Much ado about nothing

In two months, the U.S. auto market has veered from the disaster of Sept. 11 into a surprisingly robust fourth quarter. The critical reason? The rapid infusion of 0 percent financing.

But even as the pall lifts from the market, consumers and retailers are wondering what happened. What role did 0 percent financing play? Is it actually helping? How can the industry afford it? Is it merely a short-term sales aid that will deflate the market in the months to come?

The following questions address some of those issues.

1. How much have manufacturers suffered by lending at a 0.0 interest rate?

Not as much as you might think. Though 0 percent loans cost automakers money, they are smaller losses than manufacturers have absorbed in the past. Two years ago, manufacturers made a splash offering consumers 0.9 percent deals. At that time, the capital market was charging automakers 7 percent for money. Thanks to the Federal Reserve's lending rate cuts this year, money is available at between 4.5 percent and 5 percent. The difference between that and 0 percent is less than five points. Two years ago, the difference was six points.

2. Who pays for it?

That's a complex issue. When it comes to accounting for the program cost, the issue is more complex. At General Motors, the finance arm is handling the program, but the cost is being absorbed at the corporate level, according to a General Motors Acceptance Corp. spokeswoman. Because the program covers vehicles that were already on dealers' lots, it is paid for as any other incentive would be, from the budgets of the automaker's vehicle sales, service and marketing operations.

One accounting consultant to the Big 3 suggests the programs can be justified at the corporate finance level as cost avoidance. A manufacturer such as Ford Motor Co. can estimate the cost of running its factories at reduced capacity, which appeared imminent after Sept. 11. If the scenario of idled car plants represented, say, $1 billion in fixed costs, then spending several million to keep the plants running - even at reduced profitability - would save the manufacturers money.

But as it worked out, the program didn't merely keep plants from being idled but triggered sales of vehicles in other programs.

3. How is 0 percent financing helping?

Mostly by exciting consumers. In actual numbers, not that many consumers are taking advantage of the 0 interest incentive - especially not to the degree that sales boomed in October and November. According to CNW Marketing/Research of Bandon, Ore., which tracks the industry's financial transactions, only 65 percent of new vehicles are financed at all and only one-third of those consumers qualify for 0 percent programs. Just half of those who qualify have been taking advantage of 0 interest, according to CNW President Art Spinella. That means only about 11 percent of the market is using the tool that was introduced to stimulate the business.

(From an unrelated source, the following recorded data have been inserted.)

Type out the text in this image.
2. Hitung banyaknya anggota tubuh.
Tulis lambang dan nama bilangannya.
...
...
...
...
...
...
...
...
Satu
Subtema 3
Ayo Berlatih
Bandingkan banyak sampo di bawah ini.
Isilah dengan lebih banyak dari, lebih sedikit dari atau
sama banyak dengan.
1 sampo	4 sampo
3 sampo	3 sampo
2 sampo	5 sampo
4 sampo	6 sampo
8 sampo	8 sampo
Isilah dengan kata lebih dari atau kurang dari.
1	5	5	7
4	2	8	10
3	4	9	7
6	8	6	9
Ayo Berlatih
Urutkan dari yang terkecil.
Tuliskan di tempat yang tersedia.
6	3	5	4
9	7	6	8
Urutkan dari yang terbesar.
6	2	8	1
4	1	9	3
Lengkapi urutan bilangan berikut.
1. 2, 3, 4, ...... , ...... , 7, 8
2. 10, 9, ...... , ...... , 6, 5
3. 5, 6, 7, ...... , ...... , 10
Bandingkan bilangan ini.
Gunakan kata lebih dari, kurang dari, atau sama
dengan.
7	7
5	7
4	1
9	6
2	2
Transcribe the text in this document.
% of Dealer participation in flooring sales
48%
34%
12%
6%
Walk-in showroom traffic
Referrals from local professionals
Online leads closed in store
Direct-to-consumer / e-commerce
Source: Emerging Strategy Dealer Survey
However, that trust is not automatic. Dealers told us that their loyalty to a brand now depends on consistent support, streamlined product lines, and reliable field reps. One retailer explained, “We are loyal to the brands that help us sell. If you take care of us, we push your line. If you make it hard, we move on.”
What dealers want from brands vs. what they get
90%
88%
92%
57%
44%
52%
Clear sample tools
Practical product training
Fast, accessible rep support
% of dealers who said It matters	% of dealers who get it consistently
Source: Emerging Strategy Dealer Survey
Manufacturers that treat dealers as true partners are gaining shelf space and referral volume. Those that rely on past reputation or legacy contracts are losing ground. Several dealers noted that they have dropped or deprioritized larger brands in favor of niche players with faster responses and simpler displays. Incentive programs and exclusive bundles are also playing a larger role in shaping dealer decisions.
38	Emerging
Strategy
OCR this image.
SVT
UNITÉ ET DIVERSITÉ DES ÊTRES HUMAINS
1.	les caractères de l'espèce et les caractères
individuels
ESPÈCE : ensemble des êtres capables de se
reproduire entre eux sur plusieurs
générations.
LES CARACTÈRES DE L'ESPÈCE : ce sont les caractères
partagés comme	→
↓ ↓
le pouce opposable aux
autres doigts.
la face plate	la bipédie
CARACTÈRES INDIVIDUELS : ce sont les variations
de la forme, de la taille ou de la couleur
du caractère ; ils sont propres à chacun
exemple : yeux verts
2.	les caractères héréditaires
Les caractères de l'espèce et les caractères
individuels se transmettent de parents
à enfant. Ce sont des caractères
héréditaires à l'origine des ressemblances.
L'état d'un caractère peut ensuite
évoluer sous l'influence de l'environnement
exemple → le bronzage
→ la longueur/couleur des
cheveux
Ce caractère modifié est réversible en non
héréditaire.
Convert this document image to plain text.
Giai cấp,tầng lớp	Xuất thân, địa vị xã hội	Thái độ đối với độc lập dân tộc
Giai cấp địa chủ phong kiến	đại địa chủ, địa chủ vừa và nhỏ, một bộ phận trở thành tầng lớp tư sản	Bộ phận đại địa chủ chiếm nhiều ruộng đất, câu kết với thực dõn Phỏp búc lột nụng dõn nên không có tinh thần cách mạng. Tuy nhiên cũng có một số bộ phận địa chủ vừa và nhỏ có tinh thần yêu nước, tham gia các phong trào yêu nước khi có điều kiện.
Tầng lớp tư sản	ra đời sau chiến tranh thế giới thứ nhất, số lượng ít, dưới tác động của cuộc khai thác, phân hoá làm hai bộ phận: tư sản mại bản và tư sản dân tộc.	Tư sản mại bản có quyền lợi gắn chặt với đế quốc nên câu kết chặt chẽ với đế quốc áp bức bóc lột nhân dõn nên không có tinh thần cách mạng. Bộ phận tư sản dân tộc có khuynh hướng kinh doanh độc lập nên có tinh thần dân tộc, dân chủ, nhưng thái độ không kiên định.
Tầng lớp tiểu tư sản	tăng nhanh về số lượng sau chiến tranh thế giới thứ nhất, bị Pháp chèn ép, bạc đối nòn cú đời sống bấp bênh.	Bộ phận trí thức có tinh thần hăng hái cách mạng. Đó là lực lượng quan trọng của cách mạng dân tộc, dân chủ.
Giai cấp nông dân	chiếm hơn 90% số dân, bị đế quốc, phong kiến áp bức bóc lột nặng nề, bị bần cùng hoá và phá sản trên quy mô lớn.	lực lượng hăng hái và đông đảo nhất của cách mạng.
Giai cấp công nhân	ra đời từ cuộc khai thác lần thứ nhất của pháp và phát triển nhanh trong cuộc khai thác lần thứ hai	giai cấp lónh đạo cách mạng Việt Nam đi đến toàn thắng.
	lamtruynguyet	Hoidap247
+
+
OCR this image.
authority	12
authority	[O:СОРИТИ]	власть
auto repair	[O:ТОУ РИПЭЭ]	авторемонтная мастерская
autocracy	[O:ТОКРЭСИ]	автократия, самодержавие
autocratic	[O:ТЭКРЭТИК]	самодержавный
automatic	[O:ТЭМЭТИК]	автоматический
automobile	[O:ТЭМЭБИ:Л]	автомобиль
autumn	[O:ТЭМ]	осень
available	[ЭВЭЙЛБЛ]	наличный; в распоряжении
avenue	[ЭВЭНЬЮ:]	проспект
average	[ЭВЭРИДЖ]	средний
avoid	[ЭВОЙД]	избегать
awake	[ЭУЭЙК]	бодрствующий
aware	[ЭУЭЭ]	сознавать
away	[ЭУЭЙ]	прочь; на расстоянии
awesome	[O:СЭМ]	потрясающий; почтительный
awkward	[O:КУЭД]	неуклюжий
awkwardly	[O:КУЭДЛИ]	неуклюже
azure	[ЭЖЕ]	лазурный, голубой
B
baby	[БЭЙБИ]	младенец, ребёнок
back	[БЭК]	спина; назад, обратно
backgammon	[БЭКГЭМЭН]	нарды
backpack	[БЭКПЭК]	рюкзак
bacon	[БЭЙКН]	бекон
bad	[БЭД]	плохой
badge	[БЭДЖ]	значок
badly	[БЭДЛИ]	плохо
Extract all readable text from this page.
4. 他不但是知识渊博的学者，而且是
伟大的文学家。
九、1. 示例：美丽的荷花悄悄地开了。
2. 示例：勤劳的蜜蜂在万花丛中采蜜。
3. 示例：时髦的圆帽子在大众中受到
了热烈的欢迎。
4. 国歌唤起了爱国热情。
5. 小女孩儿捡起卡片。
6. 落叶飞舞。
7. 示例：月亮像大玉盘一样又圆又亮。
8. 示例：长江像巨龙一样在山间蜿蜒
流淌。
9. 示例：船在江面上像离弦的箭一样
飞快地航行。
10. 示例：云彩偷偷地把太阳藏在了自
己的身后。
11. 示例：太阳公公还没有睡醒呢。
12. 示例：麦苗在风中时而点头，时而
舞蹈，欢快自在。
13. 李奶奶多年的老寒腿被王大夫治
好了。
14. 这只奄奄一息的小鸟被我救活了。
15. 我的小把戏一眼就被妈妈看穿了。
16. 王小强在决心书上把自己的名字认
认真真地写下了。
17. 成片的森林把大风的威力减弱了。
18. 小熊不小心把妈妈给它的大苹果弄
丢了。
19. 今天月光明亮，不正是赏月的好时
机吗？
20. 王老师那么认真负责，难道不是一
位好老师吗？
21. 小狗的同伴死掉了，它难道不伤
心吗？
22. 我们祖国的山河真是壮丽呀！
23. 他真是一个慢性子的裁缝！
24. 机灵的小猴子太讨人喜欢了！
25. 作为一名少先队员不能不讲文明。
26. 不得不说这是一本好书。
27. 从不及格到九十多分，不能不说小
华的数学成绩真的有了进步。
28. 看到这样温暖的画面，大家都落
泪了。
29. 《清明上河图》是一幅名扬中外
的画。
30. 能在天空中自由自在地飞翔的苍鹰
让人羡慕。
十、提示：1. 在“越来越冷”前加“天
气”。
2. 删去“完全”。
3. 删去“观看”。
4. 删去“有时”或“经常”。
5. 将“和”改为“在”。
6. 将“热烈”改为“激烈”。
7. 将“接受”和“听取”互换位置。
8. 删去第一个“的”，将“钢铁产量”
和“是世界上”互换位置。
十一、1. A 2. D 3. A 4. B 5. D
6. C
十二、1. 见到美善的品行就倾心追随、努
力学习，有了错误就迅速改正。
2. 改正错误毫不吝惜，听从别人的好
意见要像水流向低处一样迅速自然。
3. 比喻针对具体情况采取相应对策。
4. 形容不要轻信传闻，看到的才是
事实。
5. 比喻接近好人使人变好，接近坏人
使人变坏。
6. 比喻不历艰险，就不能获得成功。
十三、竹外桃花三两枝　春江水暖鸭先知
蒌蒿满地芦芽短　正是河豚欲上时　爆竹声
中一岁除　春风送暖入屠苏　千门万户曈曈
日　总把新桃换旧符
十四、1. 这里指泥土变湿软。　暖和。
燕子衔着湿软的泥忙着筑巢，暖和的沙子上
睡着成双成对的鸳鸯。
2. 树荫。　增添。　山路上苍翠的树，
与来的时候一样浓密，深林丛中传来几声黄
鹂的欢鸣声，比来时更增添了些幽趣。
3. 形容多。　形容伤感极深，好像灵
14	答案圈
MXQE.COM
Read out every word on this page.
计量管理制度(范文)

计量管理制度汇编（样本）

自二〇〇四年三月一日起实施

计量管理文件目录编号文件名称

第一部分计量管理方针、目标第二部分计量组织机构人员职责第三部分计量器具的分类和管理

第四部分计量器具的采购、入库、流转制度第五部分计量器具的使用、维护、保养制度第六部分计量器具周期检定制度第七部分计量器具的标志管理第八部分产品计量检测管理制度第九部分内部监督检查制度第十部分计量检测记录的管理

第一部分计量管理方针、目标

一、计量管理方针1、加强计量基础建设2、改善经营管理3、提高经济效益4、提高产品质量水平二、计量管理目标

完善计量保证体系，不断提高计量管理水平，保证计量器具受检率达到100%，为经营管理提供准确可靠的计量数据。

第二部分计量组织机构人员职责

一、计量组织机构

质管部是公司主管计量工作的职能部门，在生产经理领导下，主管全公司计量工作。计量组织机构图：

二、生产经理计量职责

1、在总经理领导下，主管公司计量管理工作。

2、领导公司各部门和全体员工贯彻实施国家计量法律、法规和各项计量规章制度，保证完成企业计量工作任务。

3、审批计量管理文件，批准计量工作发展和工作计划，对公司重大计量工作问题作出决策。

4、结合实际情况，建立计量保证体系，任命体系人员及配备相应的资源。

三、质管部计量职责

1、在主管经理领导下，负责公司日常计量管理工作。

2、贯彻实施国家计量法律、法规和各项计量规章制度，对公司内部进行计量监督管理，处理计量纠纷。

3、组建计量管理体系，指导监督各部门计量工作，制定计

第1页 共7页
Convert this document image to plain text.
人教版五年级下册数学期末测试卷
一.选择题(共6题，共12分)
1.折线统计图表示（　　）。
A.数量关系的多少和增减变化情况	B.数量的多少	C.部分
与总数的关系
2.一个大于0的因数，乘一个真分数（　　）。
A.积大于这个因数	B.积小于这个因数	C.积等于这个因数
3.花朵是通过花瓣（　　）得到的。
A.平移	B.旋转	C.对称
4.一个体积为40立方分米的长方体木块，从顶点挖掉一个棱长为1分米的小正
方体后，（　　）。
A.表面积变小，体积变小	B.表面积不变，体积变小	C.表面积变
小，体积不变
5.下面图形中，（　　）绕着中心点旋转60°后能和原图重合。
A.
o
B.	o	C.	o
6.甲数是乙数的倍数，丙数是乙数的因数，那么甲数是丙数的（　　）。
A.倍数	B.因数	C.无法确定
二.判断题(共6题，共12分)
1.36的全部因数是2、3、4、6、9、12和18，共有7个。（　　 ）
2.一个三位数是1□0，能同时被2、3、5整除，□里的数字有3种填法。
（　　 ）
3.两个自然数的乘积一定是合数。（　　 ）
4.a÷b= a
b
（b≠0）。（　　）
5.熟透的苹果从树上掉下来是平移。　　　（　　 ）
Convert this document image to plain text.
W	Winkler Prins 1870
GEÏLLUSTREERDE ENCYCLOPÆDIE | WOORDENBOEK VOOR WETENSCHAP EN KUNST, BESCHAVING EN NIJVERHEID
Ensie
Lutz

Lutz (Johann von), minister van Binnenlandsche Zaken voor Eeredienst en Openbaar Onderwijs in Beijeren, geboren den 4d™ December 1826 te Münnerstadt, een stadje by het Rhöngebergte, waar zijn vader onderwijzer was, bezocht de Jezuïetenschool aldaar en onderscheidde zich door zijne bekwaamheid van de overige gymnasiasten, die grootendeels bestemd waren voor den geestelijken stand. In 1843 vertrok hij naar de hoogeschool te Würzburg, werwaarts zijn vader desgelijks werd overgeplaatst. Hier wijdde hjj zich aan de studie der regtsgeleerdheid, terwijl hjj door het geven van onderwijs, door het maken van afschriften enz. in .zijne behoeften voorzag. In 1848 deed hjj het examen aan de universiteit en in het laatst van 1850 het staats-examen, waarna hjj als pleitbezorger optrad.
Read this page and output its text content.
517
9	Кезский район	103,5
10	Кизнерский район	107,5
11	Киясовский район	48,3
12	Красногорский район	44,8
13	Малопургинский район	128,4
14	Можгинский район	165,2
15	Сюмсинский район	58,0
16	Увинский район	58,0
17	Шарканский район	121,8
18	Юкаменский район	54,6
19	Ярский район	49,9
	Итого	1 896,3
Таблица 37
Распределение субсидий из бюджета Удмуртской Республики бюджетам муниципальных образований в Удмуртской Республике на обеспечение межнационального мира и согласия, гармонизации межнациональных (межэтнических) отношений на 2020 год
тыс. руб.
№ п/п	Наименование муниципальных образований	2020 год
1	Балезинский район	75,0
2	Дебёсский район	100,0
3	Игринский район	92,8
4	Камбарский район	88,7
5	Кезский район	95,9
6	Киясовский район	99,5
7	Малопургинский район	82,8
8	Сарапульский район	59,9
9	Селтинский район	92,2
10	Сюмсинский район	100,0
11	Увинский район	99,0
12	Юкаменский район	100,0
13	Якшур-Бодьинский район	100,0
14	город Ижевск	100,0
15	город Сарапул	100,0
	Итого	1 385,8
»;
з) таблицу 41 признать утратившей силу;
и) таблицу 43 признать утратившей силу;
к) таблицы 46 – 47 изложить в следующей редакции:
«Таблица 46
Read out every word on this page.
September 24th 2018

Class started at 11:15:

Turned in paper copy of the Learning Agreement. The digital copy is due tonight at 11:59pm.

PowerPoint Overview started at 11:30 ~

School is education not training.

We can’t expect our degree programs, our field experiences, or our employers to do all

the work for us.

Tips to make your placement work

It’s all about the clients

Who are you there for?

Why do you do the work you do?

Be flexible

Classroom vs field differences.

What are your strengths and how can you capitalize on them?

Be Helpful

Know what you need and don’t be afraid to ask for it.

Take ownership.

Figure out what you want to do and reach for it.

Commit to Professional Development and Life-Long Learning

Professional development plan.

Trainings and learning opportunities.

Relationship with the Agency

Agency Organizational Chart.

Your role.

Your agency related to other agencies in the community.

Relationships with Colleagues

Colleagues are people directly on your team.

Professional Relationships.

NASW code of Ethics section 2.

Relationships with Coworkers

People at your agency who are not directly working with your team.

What 0 interest is doing is bringing in floor traffic. After suffering a major drop in floor traffic in the 10 days after the terrorist attacks, the industry is reporting that as of mid-November, traffic was nearly even with the first 10 days of September. Scott Merlis, industry analyst with Dresdner Kleinwort Wasserstein in New York, believes the adoption of 0 percent is single-handedly responsible.

"Let's not forget that the blow to the market was so great after Sept. 11 that many of us really believed that no incentives would work to correct the situation," Merlis said. "All at the same time, the market was dealing with the shock of the attack, the talk of going to war, bioterrorism, a plunge in the stock market, the loss in consumer confidence and even the fact that you might be laid off or not get your year-end bonus. And 0 percent got people coming into the dealerships."

4. Isn't 0 interest exacerbating the industry's incentives problem?

Yes, but not by that much. According to CNW, the U.S. industry's per-vehicle incentive level reached $2,874 in October, a $458 increase from one year ago. But of that $458 increase, the widespread use of 0 percent interest contributed only $114 per vehicle.

At the same time, incentive levels appear to be dropping. The first half of November saw average per-vehicle incentives of $2,647, a decline of $227 from the previous month, CNW estimates.

5. Why do so many customers not accept 0 percent financing?

For starters, manufacturers mostly have limited the program to 36-month loans. Many consumers still find the resulting monthly payments too high. Instead, they are opting to finance for 48 months or longer, accepting finance rates that are only moderately higher anyway and thereby qualifying for the optional factory and dealer cash rebates. Those rebates usually are not available with 0 percent financing.

6. Is 0 percent cutting into retailer margins?

For the most part, the opposite is true. Because the 0 percent programs are factory financed, retailers have less of their own money on the table. Spinella estimates dealer margins were better in October than a year ago. The amount of money dealers gave up to close deals declined by 7 percent to 8 percent in October, CNW reports.

7. Is 0 percent interest enabling some manufacturers to grab market share from those not offering it?

There is no evidence of that. Although GM made stunning gains in October, offering 0 percent interest on all products ahead of the industry, the entire market benefited. There were no big losers in October. The biggest volume decliners of that month were Pontiac and Oldsmobile, which had the benefit of 0 percent interest.

Just as noteworthy, the excitement over 0 percent interest appears to have spilled over onto brands that are not using it. At American Honda Motor Co., which did not offer 0 percent interest, heavy floor traffic helped sales of the CR-V sport-utility jump nearly 50 percent in October. Although Toyota Motor Sales U.S.A. did offer 0 percent interest on some models and outpaced rival Honda, Honda's Accord has continued outselling Toyota's Camry.

8. Now that the industry has given consumers a taste for 0 percent interest, how can automakers stop it?

They probably won't stop cold turkey. But the robust market already is prompting automakers to scale back. GM has excluded the Cadillac and Corvette from its 0 percent program and will exclude the Saturn Vue. Merlis believes 0 percent interest will continue through next year, but in an increasingly truncated form.

Said Merlis: "Zero interest makes for a powerful ad. But we'll see the automakers gradually cut back on which models are eligible in the coming weeks. Not all regions of the country are doing equally well. You can envision 0 percent as a tool you would continue to use in, say, the Northeast market but not the Southwest, on certain cars but not others."